Vous êtes mère de deux enfants, mais vous comprenez les femmes que la maternité ne fait pas rêver. Vous écrivez : ce que j’aimais chez M., « c’est qu’il ne s’est jamais intéressé à mon utérus ». Il y a clairement un asservissement de la femme à travers la maternité et le couple. Devenir mère/ père entraine une dépendance. Et la charge notamment ménagère qui pèse sur la femme reste généralement plus lourde. Vivre sans enfant et ne pas être en couple, oui, c’est une forme de liberté.

« Reste » me semble plus tendre que féroce. Je me trompe ? Vous avez raison. Dans « La vraie vie », la gamine est en colère, il fallait qu’on sente entre les lignes la lutte, la bataille ; dans « Reste » le personnage est plus apaisé et parle d’amour.

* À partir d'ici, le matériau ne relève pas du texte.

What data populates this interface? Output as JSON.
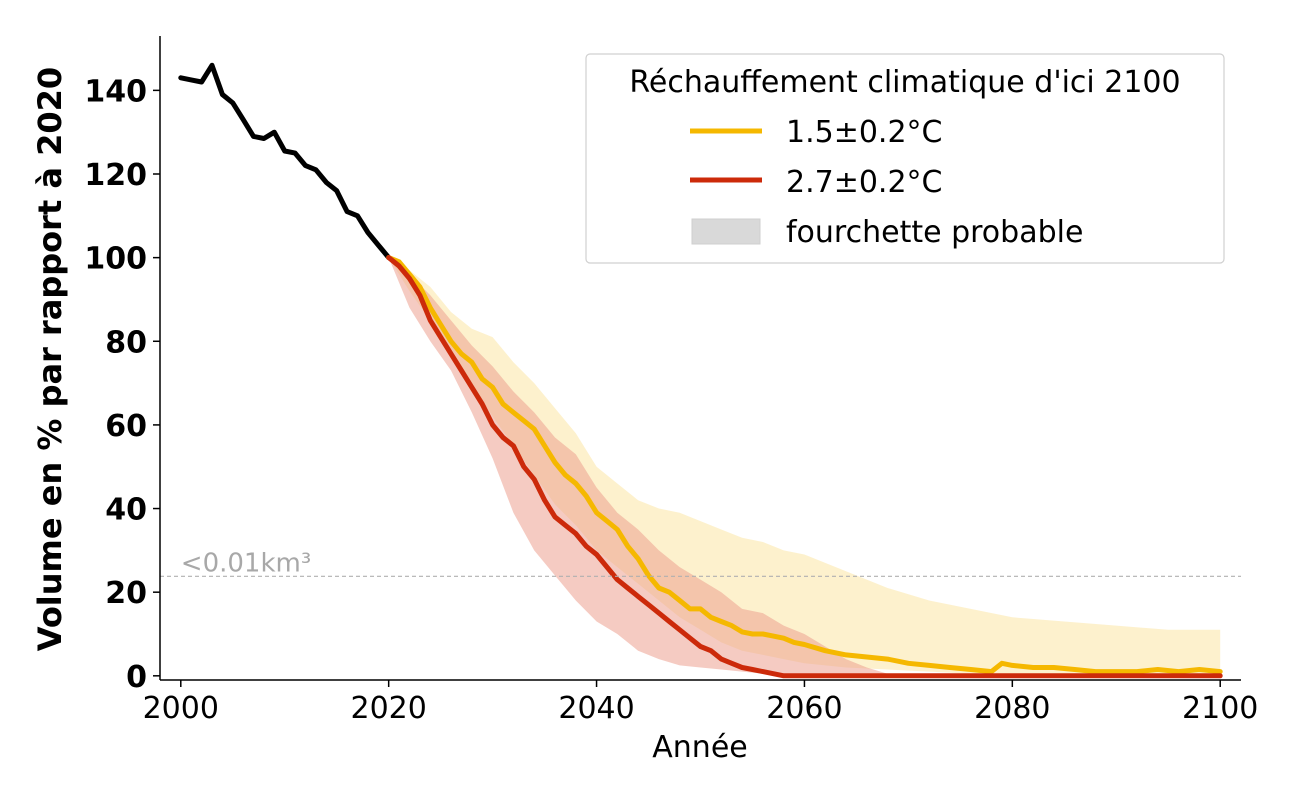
{
  "chart_data": {
    "type": "line",
    "xlabel": "Année",
    "ylabel": "Volume en % par rapport à 2020",
    "xlim": [
      1998,
      2102
    ],
    "ylim": [
      -1,
      153
    ],
    "xticks": [
      2000,
      2020,
      2040,
      2060,
      2080,
      2100
    ],
    "yticks": [
      0,
      20,
      40,
      60,
      80,
      100,
      120,
      140
    ],
    "grid": false,
    "legend": {
      "title": "Réchauffement climatique d'ici 2100",
      "placement": "top-right",
      "entries": [
        "1.5±0.2°C",
        "2.7±0.2°C",
        "fourchette probable"
      ]
    },
    "annotation": {
      "text": "<0.01km³",
      "y": 23.8
    },
    "colors": {
      "historical": "#000000",
      "low": "#f5b800",
      "high": "#cc2a0a",
      "low_band": "#fdeec4",
      "high_band": "#eda08f",
      "legend_band": "#d9d9d9",
      "threshold": "#b0b0b0"
    },
    "historical": {
      "x": [
        2000,
        2001,
        2002,
        2003,
        2004,
        2005,
        2006,
        2007,
        2008,
        2009,
        2010,
        2011,
        2012,
        2013,
        2014,
        2015,
        2016,
        2017,
        2018,
        2019,
        2020
      ],
      "y": [
        143,
        142.5,
        142,
        146,
        139,
        137,
        133,
        129,
        128.5,
        130,
        125.5,
        125,
        122,
        121,
        118,
        116,
        111,
        110,
        106,
        103,
        100
      ]
    },
    "series": [
      {
        "name": "1.5±0.2°C",
        "x": [
          2020,
          2021,
          2022,
          2023,
          2024,
          2025,
          2026,
          2027,
          2028,
          2029,
          2030,
          2031,
          2032,
          2033,
          2034,
          2035,
          2036,
          2037,
          2038,
          2039,
          2040,
          2041,
          2042,
          2043,
          2044,
          2045,
          2046,
          2047,
          2048,
          2049,
          2050,
          2051,
          2052,
          2053,
          2054,
          2055,
          2056,
          2057,
          2058,
          2059,
          2060,
          2062,
          2064,
          2066,
          2068,
          2070,
          2072,
          2074,
          2076,
          2078,
          2079,
          2080,
          2082,
          2084,
          2086,
          2088,
          2090,
          2092,
          2094,
          2096,
          2098,
          2100
        ],
        "y": [
          100,
          99,
          96,
          93,
          88,
          84,
          80,
          77,
          75,
          71,
          69,
          65,
          63,
          61,
          59,
          55,
          51,
          48,
          46,
          43,
          39,
          37,
          35,
          31,
          28,
          24,
          21,
          20,
          18,
          16,
          16,
          14,
          13,
          12,
          10.5,
          10,
          10,
          9.5,
          9,
          8,
          7.5,
          6,
          5,
          4.5,
          4,
          3,
          2.5,
          2,
          1.5,
          1,
          3,
          2.5,
          2,
          2,
          1.5,
          1,
          1,
          1,
          1.5,
          1,
          1.5,
          1
        ]
      },
      {
        "name": "2.7±0.2°C",
        "x": [
          2020,
          2021,
          2022,
          2023,
          2024,
          2025,
          2026,
          2027,
          2028,
          2029,
          2030,
          2031,
          2032,
          2033,
          2034,
          2035,
          2036,
          2037,
          2038,
          2039,
          2040,
          2041,
          2042,
          2043,
          2044,
          2045,
          2046,
          2047,
          2048,
          2049,
          2050,
          2051,
          2052,
          2053,
          2054,
          2055,
          2056,
          2057,
          2058,
          2060,
          2070,
          2080,
          2090,
          2100
        ],
        "y": [
          100,
          98,
          95,
          91,
          85,
          81,
          77,
          73,
          69,
          65,
          60,
          57,
          55,
          50,
          47,
          42,
          38,
          36,
          34,
          31,
          29,
          26,
          23,
          21,
          19,
          17,
          15,
          13,
          11,
          9,
          7,
          6,
          4,
          3,
          2,
          1.5,
          1,
          0.5,
          0,
          0,
          0,
          0,
          0,
          0
        ]
      }
    ],
    "bands": [
      {
        "x": [
          2020,
          2022,
          2024,
          2026,
          2028,
          2030,
          2032,
          2034,
          2036,
          2038,
          2040,
          2042,
          2044,
          2046,
          2048,
          2050,
          2052,
          2054,
          2056,
          2058,
          2060,
          2064,
          2068,
          2072,
          2076,
          2080,
          2085,
          2090,
          2095,
          2100
        ],
        "upper": [
          100,
          97,
          93,
          87,
          83,
          81,
          75,
          70,
          64,
          58,
          50,
          46,
          42,
          40,
          39,
          37,
          35,
          33,
          32,
          30,
          29,
          25,
          21,
          18,
          16,
          14,
          13,
          12,
          11,
          11
        ],
        "lower": [
          100,
          92,
          85,
          78,
          70,
          62,
          55,
          48,
          41,
          36,
          30,
          26,
          22,
          18,
          14,
          11,
          8,
          6,
          5,
          4,
          3,
          2,
          1.5,
          1,
          0.5,
          0.3,
          0.2,
          0.1,
          0.1,
          0.1
        ]
      },
      {
        "x": [
          2020,
          2022,
          2024,
          2026,
          2028,
          2030,
          2032,
          2034,
          2036,
          2038,
          2040,
          2042,
          2044,
          2046,
          2048,
          2050,
          2052,
          2054,
          2056,
          2058,
          2060,
          2062,
          2064,
          2066,
          2068
        ],
        "upper": [
          100,
          96,
          91,
          85,
          79,
          74,
          68,
          63,
          57,
          53,
          45,
          39,
          35,
          30,
          26,
          23,
          20,
          16,
          15,
          12,
          10,
          7,
          4,
          2,
          0.5
        ],
        "lower": [
          100,
          88,
          80,
          73,
          63,
          52,
          39,
          30,
          24,
          18,
          13,
          10,
          6,
          4,
          2.5,
          2,
          1.5,
          1,
          0.5,
          0,
          0,
          0,
          0,
          0,
          0
        ]
      }
    ]
  }
}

Et vous, êtes-vous apaisée ? (Elle réfléchit) J’arrive à un moment de ma vie où j’ai dépassé le stade de la colère. Je ne me sens pas découragée, mais peut-être que le regard que je porte autour de moi est différent, plus tendre. Se battre sert-il encore à quelque chose ? Il y a peut-être, oui, une forme de découragement finalement…

Après « Kérozène », roman mosaïque, « Reste » affiche une narration plus classique… Je considère « Kérozène » comme un recueil de nouvelles plutôt que comme un roman. « Reste » est donc mon deuxième roman et la narration y est plus classique, continue, dense.

Dans l’écriture, qui dicte sa loi, le mot ou la situation ? Je mets les mots au service des situations, mais je travaille la langue française pour qu’elle rende justice à la situation, au ton du roman, à la voix du personnage…

En fin de roman, vous publiez la bande-son de « Reste », parce que dites-vous « j’ai besoin de musique pour écrire ». On découvre des titres de Dominique A, Nick Cave, Leonard Cohen, Cat Power, autant de chansons qui vous ont accompagnée à mesure que la narration émergeait… Ces chansons m’ont aidée à passer de l’autre côté, dans l’univers imaginaire du roman, car l’atmosphère qu’elles dégagent correspond parfaitement à l’univers du roman. Certaines chansons apparaissent même dans le récit. J’espère qu’elles accompagneront le lecteur …

Vous remerciez Thomas Gunzig, lui qui vous a incitée à écrire. Vous lui avez fait lire votre roman. Est-ce réciproque ? Oui ! C’est une magnifique complicité qui nous lie. C’est un privilège de pouvoir partager son travail avec un autre romancier.